A thorough description of the project goals can be seen in the original proposal submitted to GSoC 2016. Here I will briefly list down our contribution towards machine transliteration module of Libindic.
- Indic to Indic Script Transliteration
- Indic to Roman Transliteration
A rule-based transliteration system uses character mappings defined between two scripts. There are five types of character mappings possible between two natural language scripts: One-to-One, One-to-Many, Many-to-One, One-to-None and None-to-One. A simple One-to-One character mapping would lead to a more accurate and easy to develop system. However, natural languages are inherently ambiguous. There are many cases of ambiguity in orthographic representation of languages world over. Distribution of different types of character mappings is not generally uniform, though. The distribution is usually skewed; unambiguous characters occur more often then their ambiguous counterparts. Nonetheless, to resolve the ambiguous mappings, heuristics are designed which take the surrounding context of an ambiguous letter into consideration.
- Rule-based transliteration systems between Indic scripts is essentially trivial. Indic scripts have a special property that their phonemes are one-to-one aligned between their Unicode tables. It essentially means that the transliteration between any two Indic scripts can be achieved by merely using their unicode tables.
- Rule-based systems do not require any kind of training data to develop the system.
- Requires domain expertise: To develop a rule-based system between two natural language scripts a domain expert is required.
- Missing phonemes in Indic scripts: The major concern with rule-based system for Indic-to-Indic transliteration is the missing phonemes in Indic scripts. For example, in Tamil there are no characters for d, dh, b, bh etc. d is pronounced as t, dh as th, b and bh are pronounced as p. Similarly, in Bengali there is no character for v, it is pronounced as b.
- Ambiguous Character Mappings: Another major issue with rule-based system for is ambiguous character mappings between two natural language scripts. For example, Tamil has the following ambiguous characters:
Character Mapping k k, kh, g, gh, h c c, ch, j, jh, s t t, th, d, dh T T, Th, D, Dh p p, ph, b, bh
Arthur Samuel defined machine learning as a “Field of study that gives computers the ability to learn without being explicitly programmed”. ML is a method of teaching computers to make and improve predictions or behaviors based on some training data. In case of transliteration, the training data are the transliteration pairs between the language scripts to be transliterated.

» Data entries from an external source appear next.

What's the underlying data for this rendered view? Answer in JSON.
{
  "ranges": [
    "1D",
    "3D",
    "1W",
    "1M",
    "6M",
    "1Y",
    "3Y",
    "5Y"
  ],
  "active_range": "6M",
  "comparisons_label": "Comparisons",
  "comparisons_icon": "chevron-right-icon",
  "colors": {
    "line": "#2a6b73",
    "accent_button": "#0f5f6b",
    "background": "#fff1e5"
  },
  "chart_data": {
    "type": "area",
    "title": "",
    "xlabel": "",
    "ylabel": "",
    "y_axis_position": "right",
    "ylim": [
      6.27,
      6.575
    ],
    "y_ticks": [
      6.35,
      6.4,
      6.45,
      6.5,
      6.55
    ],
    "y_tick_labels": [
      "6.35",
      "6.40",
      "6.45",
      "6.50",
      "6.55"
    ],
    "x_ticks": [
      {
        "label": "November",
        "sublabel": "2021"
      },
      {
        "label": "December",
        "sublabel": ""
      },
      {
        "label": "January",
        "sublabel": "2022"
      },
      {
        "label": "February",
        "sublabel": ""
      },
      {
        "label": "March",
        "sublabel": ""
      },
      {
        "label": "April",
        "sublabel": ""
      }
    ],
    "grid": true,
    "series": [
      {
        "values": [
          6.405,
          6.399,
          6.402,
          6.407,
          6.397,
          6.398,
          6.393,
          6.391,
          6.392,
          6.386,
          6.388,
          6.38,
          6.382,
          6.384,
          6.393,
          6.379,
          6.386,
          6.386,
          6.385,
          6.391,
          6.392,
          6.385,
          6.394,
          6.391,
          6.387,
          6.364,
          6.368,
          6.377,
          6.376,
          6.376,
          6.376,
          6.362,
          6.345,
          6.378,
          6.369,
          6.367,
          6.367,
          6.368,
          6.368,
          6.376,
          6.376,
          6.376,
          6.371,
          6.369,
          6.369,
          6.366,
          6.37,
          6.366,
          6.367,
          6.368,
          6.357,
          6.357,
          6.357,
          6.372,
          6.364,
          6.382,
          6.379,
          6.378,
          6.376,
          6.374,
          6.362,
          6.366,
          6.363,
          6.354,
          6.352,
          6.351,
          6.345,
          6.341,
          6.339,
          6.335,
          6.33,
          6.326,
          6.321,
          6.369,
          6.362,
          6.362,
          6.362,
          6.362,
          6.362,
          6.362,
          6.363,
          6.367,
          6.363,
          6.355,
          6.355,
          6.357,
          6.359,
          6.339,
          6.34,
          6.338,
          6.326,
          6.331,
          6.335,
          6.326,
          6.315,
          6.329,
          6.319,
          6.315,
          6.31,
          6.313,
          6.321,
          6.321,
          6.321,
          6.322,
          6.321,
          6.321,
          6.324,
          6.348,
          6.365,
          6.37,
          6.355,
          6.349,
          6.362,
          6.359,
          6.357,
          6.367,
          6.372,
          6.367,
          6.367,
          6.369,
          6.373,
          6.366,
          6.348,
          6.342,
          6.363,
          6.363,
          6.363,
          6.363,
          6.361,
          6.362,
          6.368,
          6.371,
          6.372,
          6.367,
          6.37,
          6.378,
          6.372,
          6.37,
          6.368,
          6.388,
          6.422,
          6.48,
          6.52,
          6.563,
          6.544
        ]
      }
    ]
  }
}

- A major benefit with transliteration system is that one is not required to be a domain expert of all the languages.
- ML systems are compact, more generic and less hectic to develop than the rule-based ones.
- A strong list of transliteration pairs is required to train the model. However, such lists are not readily available and are expensive to create manually.
- Selection of proper ML technique, data representation for training the models are some minor challenges.